No-pan kissa (ノーパン喫茶, literally "no-panties cafe") is a Japanese term for cafes where the waitresses wear short skirts with no underwear. The floors, or sections of the floor, are often mirrored.
Customers order drinks and snacks and may look at, but not generally touch, the staff. The shops otherwise look like normal coffee shops, rather than sex establishments, although they charge around four times as much for coffee (typically 700 yen for a coffee). Previously most sex establishments had been establishments such as soaplands and pink salons with professional prostitutes. No-pan kissa were a popular employment choice amongst some women because they paid well and generally required little sexual contact with the customers. Many employees were college students who were earning extra money.

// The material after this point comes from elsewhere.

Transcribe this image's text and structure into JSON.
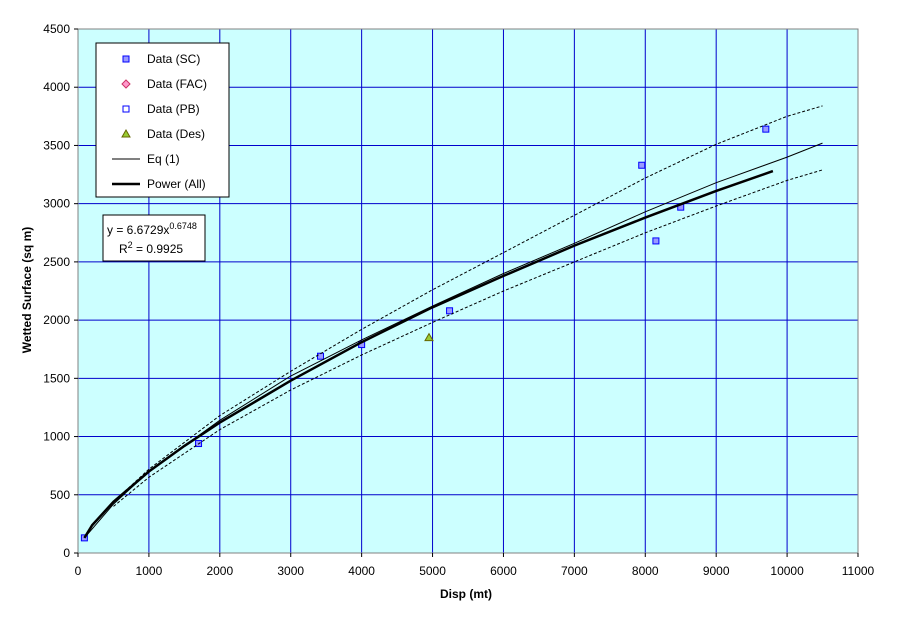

The first one to open was in Osaka in 1980  and then in Higashi-Nagasaki in Tokyo. Initially all of them were in remote areas outside the traditional entertainment districts. Within a year large numbers had opened in many more places, such as major railway stations.

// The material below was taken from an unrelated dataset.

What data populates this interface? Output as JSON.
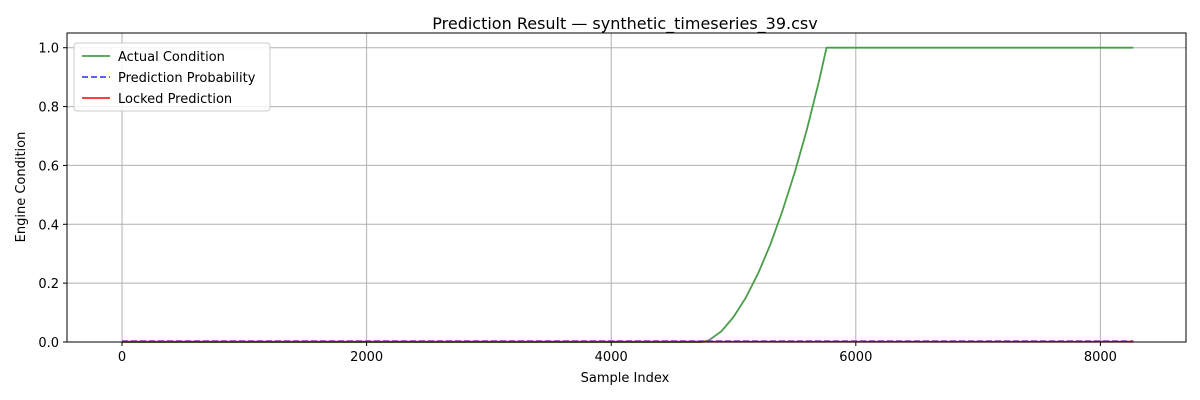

In the peak of the boom in these shops in the 1980s, many started to have topless or bottomless waitresses. However, at this point the number of such shops started to decline rapidly.
Eventually such coffee shops gave way to fashion health clubs, and few, if any, remain. The New Amusement Business Control and Improvement Act came into force on February 13, 1985, which further restricted the sex industry, and protected the more traditional businesses.